In the two-and-one-half years since that initial decision, many Friends have shared their points of view with FGC. To those like Chuck who have criticized FGC for not reinstating the QSL, I want to note that the divisions on this issue extend beyond FGC to the larger body of Friends. FGC has received minutes from the Working Party on Racism of New England Yearly Meeting, the Indian Committee of Philadelphia Yearly Meeting, and at least one monthly meeting, as well as letters from several individual Friends, urging FGC not to renew the practice of offering the QSL at FGC’s Annual Gathering.

I should also note that there are Friends, both within and outside FGC, who object to the QSL on the grounds that it is based on a non-Quaker religious ritual and, as such, is not appropriate for a Quaker event. These Friends believe that FGC can and/or does provide opportunities for deep and meaningful spiritual experiences for Young Friends in what they consider more appropriate ways. So there are real divisions among Friends on this matter, and that has made it difficult to discern the right way forward. Those who dismiss or belittle the voices of the many Friends who express these concerns do not serve the cause of Truth in this matter.

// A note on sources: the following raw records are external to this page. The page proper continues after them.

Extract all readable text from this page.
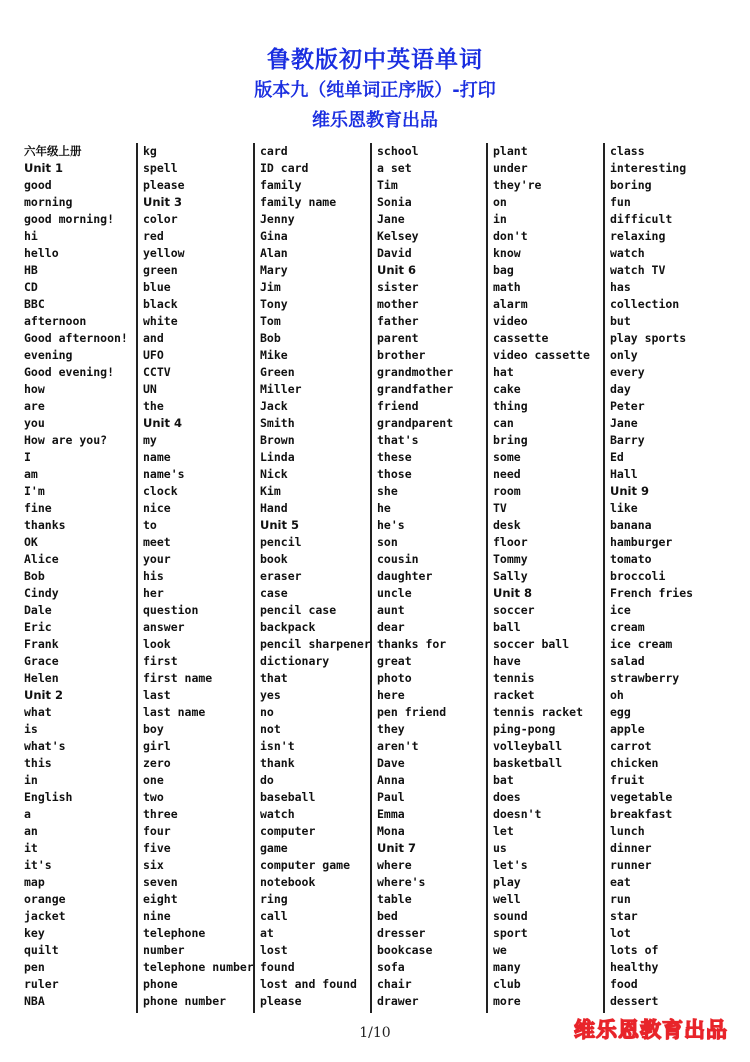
鲁教版初中英语单词
版本九（纯单词正序版）-打印
维乐恩教育出品
六年级上册
Unit 1
good
morning
good morning!
hi
hello
HB
CD
BBC
afternoon
Good afternoon!
evening
Good evening!
how
are
you
How are you?
I
am
I'm
fine
thanks
OK
Alice
Bob
Cindy
Dale
Eric
Frank
Grace
Helen
Unit 2
what
is
what's
this
in
English
a
an
it
it's
map
orange
jacket
key
quilt
pen
ruler
NBA
kg
spell
please
Unit 3
color
red
yellow
green
blue
black
white
and
UFO
CCTV
UN
the
Unit 4
my
name
name's
clock
nice
to
meet
your
his
her
question
answer
look
first
first name
last
last name
boy
girl
zero
one
two
three
four
five
six
seven
eight
nine
telephone
number
telephone number
phone
phone number
card
ID card
family
family name
Jenny
Gina
Alan
Mary
Jim
Tony
Tom
Bob
Mike
Green
Miller
Jack
Smith
Brown
Linda
Nick
Kim
Hand
Unit 5
pencil
book
eraser
case
pencil case
backpack
pencil sharpener
dictionary
that
yes
no
not
isn't
thank
do
baseball
watch
computer
game
computer game
notebook
ring
call
at
lost
found
lost and found
please
school
a set
Tim
Sonia
Jane
Kelsey
David
Unit 6
sister
mother
father
parent
brother
grandmother
grandfather
friend
grandparent
that's
these
those
she
he
he's
son
cousin
daughter
uncle
aunt
dear
thanks for
great
photo
here
pen friend
they
aren't
Dave
Anna
Paul
Emma
Mona
Unit 7
where
where's
table
bed
dresser
bookcase
sofa
chair
drawer
plant
under
they're
on
in
don't
know
bag
math
alarm
video
cassette
video cassette
hat
cake
thing
can
bring
some
need
room
TV
desk
floor
Tommy
Sally
Unit 8
soccer
ball
soccer ball
have
tennis
racket
tennis racket
ping-pong
volleyball
basketball
bat
does
doesn't
let
us
let's
play
well
sound
sport
we
many
club
more
class
interesting
boring
fun
difficult
relaxing
watch
watch TV
has
collection
but
play sports
only
every
day
Peter
Jane
Barry
Ed
Hall
Unit 9
like
banana
hamburger
tomato
broccoli
French fries
ice
cream
ice cream
salad
strawberry
oh
egg
apple
carrot
chicken
fruit
vegetable
breakfast
lunch
dinner
runner
eat
run
star
lot
lots of
healthy
food
dessert
1/10	维乐恩教育出品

FGC does take this concern seriously. We have given the matter prayerful attention over the course of the past three years, including several "listening sessions," the panel discussion at the 2006 Gathering to which Chuck alluded in his letter, and a follow-up discussion two days later at the same Gathering. Responding to Chuck’s statement that "none of those who urged the QSL’s cancellation were prepared to join the panel": we felt that Lisa Graustein, a young adult Friend and former New England Yearly Meeting staff person responsible for youth programs, could best articulate the concerns that have been raised.

Lisa serves on the Working Party on Racism of NEYM and has met several times with Alice Lopez and the Mashpee Wampanoag. Before accepting our invitation to travel to the Gathering for the purpose of presenting her views, Lisa called and talked with Breeze Richardson, the former QSL leader who presented the pro-QSL position at the Gathering panel discussion, thus modeling the kind of respectful airing of differences on this matter which FGC seeks to encourage.

At the annual sessions of FGC’s Central Committee at the end of October, the clerk announced the appointment of a small ad hoc committee to consider the QSL controversy and how FGC might be led to move forward. That committee is balanced in many respects, including points of view on the QSL and age of members. It will be clerked by George Owen, one of the three Friends on the 2006 Gathering panel and a Friend with some Native American heritage and considerable experience in Native American communities.

FGC will wait to hear what this special committee recommends as they seek to discern the way forward. We ask Friends to respect our careful, Spirit-guided process in this difficult matter on which Friends are indeed divided, and to hold all in prayer.